Mocht klager bedoeld hebben te klagen over een schending van een aan artikel 17 Bvt te ontlenen recht op behandeling dan volgt uit vaste jurisprudentie van de beroepscommissie dat enkel beklag kan worden ingediend indien sprake zou zijn van het niet betrachten van de in artikel 17 Bvt neergelegde zorgplicht.

Dit is door klager niet expliciet gesteld noch is dit - anderszins - aannemelijk geworden. Naar het oordeel van de beroepscommissie kan de klacht dan enkel worden opgevat als te zijn gericht tegen de wijze van betrachten van de (medische) zorgplicht waartegen op grond van het bepaalde in artikel 56, vierde lid, Bvt geen beklag openstaat.

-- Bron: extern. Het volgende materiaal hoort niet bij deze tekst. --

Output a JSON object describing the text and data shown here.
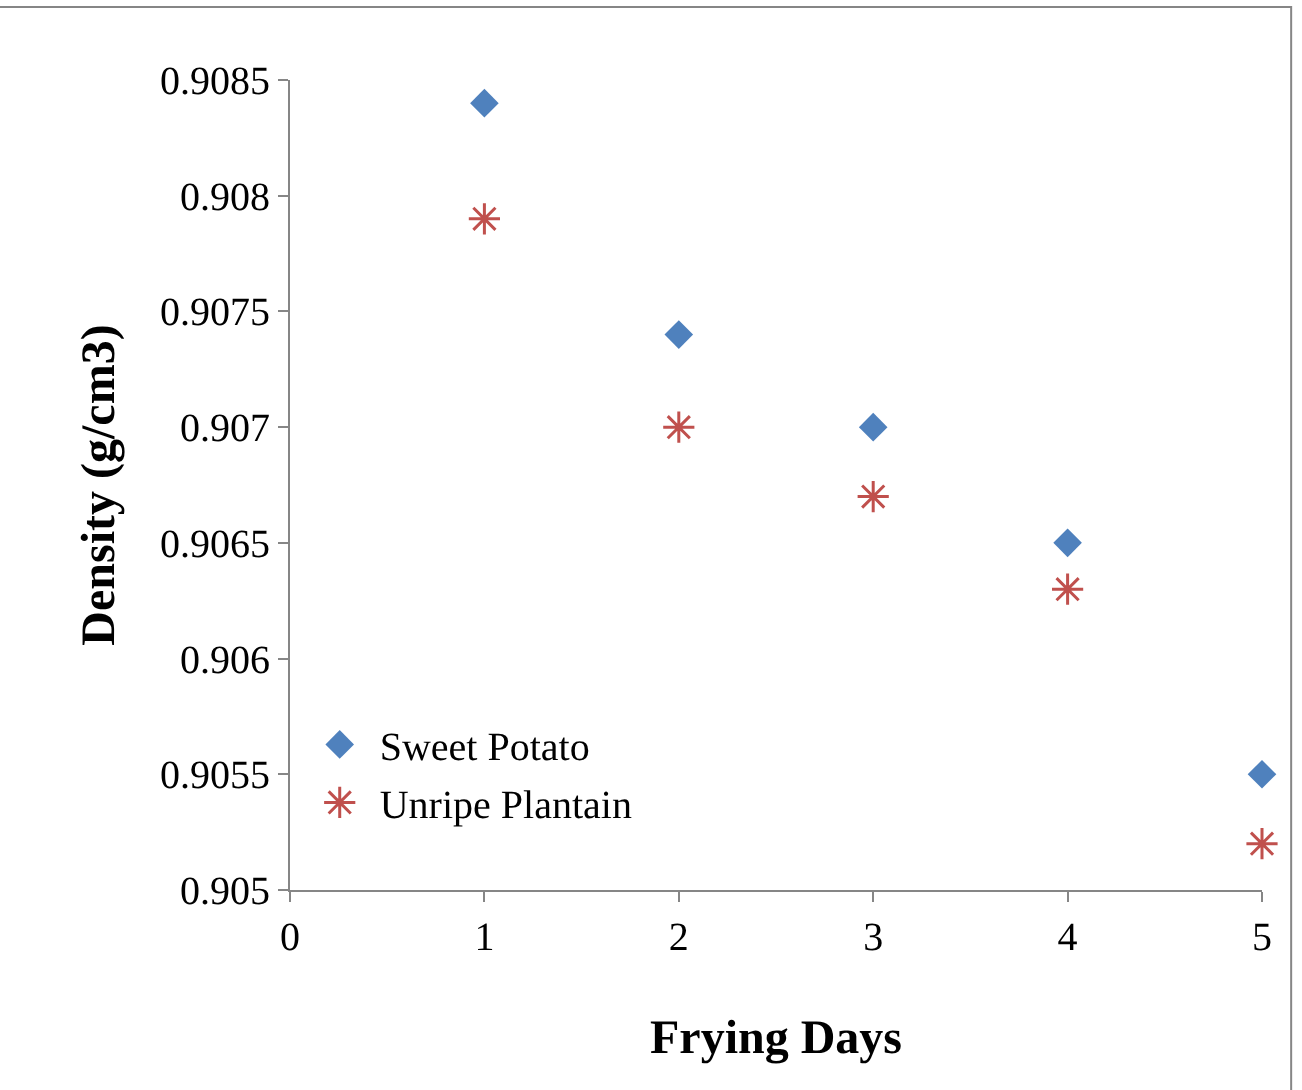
{
  "chart_data": {
    "type": "scatter",
    "xlabel": "Frying Days",
    "ylabel": "Density (g/cm3)",
    "x": [
      1,
      2,
      3,
      4,
      5
    ],
    "series": [
      {
        "name": "Sweet Potato",
        "color": "#4f81bd",
        "marker": "diamond",
        "values": [
          0.9084,
          0.9074,
          0.907,
          0.9065,
          0.9055
        ]
      },
      {
        "name": "Unripe Plantain",
        "color": "#c0504d",
        "marker": "cross",
        "values": [
          0.9079,
          0.907,
          0.9067,
          0.9063,
          0.9052
        ]
      }
    ],
    "xlim": [
      0,
      5
    ],
    "xticks": [
      0,
      1,
      2,
      3,
      4,
      5
    ],
    "ylim": [
      0.905,
      0.9085
    ],
    "yticks": [
      0.905,
      0.9055,
      0.906,
      0.9065,
      0.907,
      0.9075,
      0.908,
      0.9085
    ],
    "legend": "bottom left"
  }
}
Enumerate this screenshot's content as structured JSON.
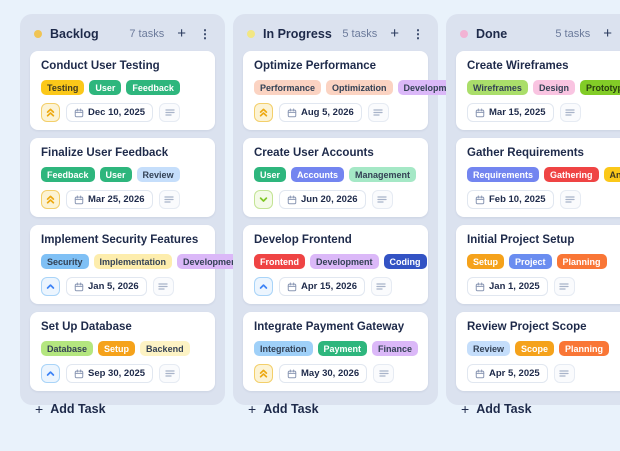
{
  "colors": {
    "page_background": "#e9f2fb",
    "column_background": "#dbe2ef",
    "card_background": "#ffffff",
    "heading_text": "#1e2a4a",
    "muted_text": "#6b7a9b",
    "priority_high": "#eda912",
    "priority_medium": "#3c82f6",
    "priority_low": "#7fc625"
  },
  "icons": {
    "add": "+",
    "column_menu": "⋮",
    "calendar": "calendar-icon",
    "description": "description-lines-icon",
    "priority_high": "double-chevron-up-icon",
    "priority_medium": "chevron-up-icon",
    "priority_low": "chevron-down-icon"
  },
  "board": {
    "columns": [
      {
        "title": "Backlog",
        "dot_color": "#f0c454",
        "task_count": "7 tasks",
        "add_task_label": "Add Task",
        "cards": [
          {
            "title": "Conduct User Testing",
            "tags": [
              {
                "label": "Testing",
                "bg": "#fbc819",
                "fg": "#3f3a20"
              },
              {
                "label": "User",
                "bg": "#2eb67d",
                "fg": "#ffffff"
              },
              {
                "label": "Feedback",
                "bg": "#2eb67d",
                "fg": "#ffffff"
              }
            ],
            "priority": "high",
            "due_date": "Dec 10, 2025"
          },
          {
            "title": "Finalize User Feedback",
            "tags": [
              {
                "label": "Feedback",
                "bg": "#2eb67d",
                "fg": "#ffffff"
              },
              {
                "label": "User",
                "bg": "#2eb67d",
                "fg": "#ffffff"
              },
              {
                "label": "Review",
                "bg": "#c5defb",
                "fg": "#334155"
              }
            ],
            "priority": "high",
            "due_date": "Mar 25, 2026"
          },
          {
            "title": "Implement Security Features",
            "tags": [
              {
                "label": "Security",
                "bg": "#7fc0f5",
                "fg": "#334155"
              },
              {
                "label": "Implementation",
                "bg": "#fdedad",
                "fg": "#334155"
              },
              {
                "label": "Development",
                "bg": "#dbb8f8",
                "fg": "#334155"
              }
            ],
            "priority": "medium",
            "due_date": "Jan 5, 2026"
          },
          {
            "title": "Set Up Database",
            "tags": [
              {
                "label": "Database",
                "bg": "#b4e67f",
                "fg": "#334155"
              },
              {
                "label": "Setup",
                "bg": "#f5a21b",
                "fg": "#ffffff"
              },
              {
                "label": "Backend",
                "bg": "#fdf3c4",
                "fg": "#334155"
              }
            ],
            "priority": "medium",
            "due_date": "Sep 30, 2025"
          }
        ]
      },
      {
        "title": "In Progress",
        "dot_color": "#f2e784",
        "task_count": "5 tasks",
        "add_task_label": "Add Task",
        "cards": [
          {
            "title": "Optimize Performance",
            "tags": [
              {
                "label": "Performance",
                "bg": "#fbd3c2",
                "fg": "#334155"
              },
              {
                "label": "Optimization",
                "bg": "#fbd3c2",
                "fg": "#334155"
              },
              {
                "label": "Development",
                "bg": "#dbb8f8",
                "fg": "#334155"
              }
            ],
            "priority": "high",
            "due_date": "Aug 5, 2026"
          },
          {
            "title": "Create User Accounts",
            "tags": [
              {
                "label": "User",
                "bg": "#2eb67d",
                "fg": "#ffffff"
              },
              {
                "label": "Accounts",
                "bg": "#7385f0",
                "fg": "#ffffff"
              },
              {
                "label": "Management",
                "bg": "#a5e8c6",
                "fg": "#334155"
              }
            ],
            "priority": "low",
            "due_date": "Jun 20, 2026"
          },
          {
            "title": "Develop Frontend",
            "tags": [
              {
                "label": "Frontend",
                "bg": "#ef4444",
                "fg": "#ffffff"
              },
              {
                "label": "Development",
                "bg": "#dbb8f8",
                "fg": "#334155"
              },
              {
                "label": "Coding",
                "bg": "#3353c4",
                "fg": "#ffffff"
              }
            ],
            "priority": "medium",
            "due_date": "Apr 15, 2026"
          },
          {
            "title": "Integrate Payment Gateway",
            "tags": [
              {
                "label": "Integration",
                "bg": "#9fd0f8",
                "fg": "#334155"
              },
              {
                "label": "Payment",
                "bg": "#2eb67d",
                "fg": "#ffffff"
              },
              {
                "label": "Finance",
                "bg": "#dbb8f8",
                "fg": "#334155"
              }
            ],
            "priority": "high",
            "due_date": "May 30, 2026"
          }
        ]
      },
      {
        "title": "Done",
        "dot_color": "#f2b3d4",
        "task_count": "5 tasks",
        "add_task_label": "Add Task",
        "cards": [
          {
            "title": "Create Wireframes",
            "tags": [
              {
                "label": "Wireframes",
                "bg": "#aade6a",
                "fg": "#334155"
              },
              {
                "label": "Design",
                "bg": "#f9c4e1",
                "fg": "#334155"
              },
              {
                "label": "Prototyping",
                "bg": "#82cc27",
                "fg": "#29400f"
              }
            ],
            "priority": null,
            "due_date": "Mar 15, 2025"
          },
          {
            "title": "Gather Requirements",
            "tags": [
              {
                "label": "Requirements",
                "bg": "#7385f0",
                "fg": "#ffffff"
              },
              {
                "label": "Gathering",
                "bg": "#ef4444",
                "fg": "#ffffff"
              },
              {
                "label": "Analysis",
                "bg": "#fbc819",
                "fg": "#3f3a20"
              }
            ],
            "priority": null,
            "due_date": "Feb 10, 2025"
          },
          {
            "title": "Initial Project Setup",
            "tags": [
              {
                "label": "Setup",
                "bg": "#f5a21b",
                "fg": "#ffffff"
              },
              {
                "label": "Project",
                "bg": "#6a8df0",
                "fg": "#ffffff"
              },
              {
                "label": "Planning",
                "bg": "#f97636",
                "fg": "#ffffff"
              }
            ],
            "priority": null,
            "due_date": "Jan 1, 2025"
          },
          {
            "title": "Review Project Scope",
            "tags": [
              {
                "label": "Review",
                "bg": "#c5defb",
                "fg": "#334155"
              },
              {
                "label": "Scope",
                "bg": "#f5a21b",
                "fg": "#ffffff"
              },
              {
                "label": "Planning",
                "bg": "#f97636",
                "fg": "#ffffff"
              }
            ],
            "priority": null,
            "due_date": "Apr 5, 2025"
          }
        ]
      }
    ]
  }
}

De beroepscommissie zal gelet op het bovenstaande het beroep ongegrond verklaren en de uitspraak van de beklagrechter bevestigen met aanvulling van de gronden.

4.         De uitspraak

De beroepscommissie verklaart het beroep ongegrond en bevestigt de uitspraak van de beklagrechter met aanvulling van de gronden.

Aldus gegeven door de beroepscommissie voornoemd, bestaande uit mr. R.M. Maanicus, voorzitter, prof. dr. F. Boer en drs. M.R. Daniel, leden, in tegenwoordigheid van mr. H.S. van Gemert, secretaris, op 6 juni 2018.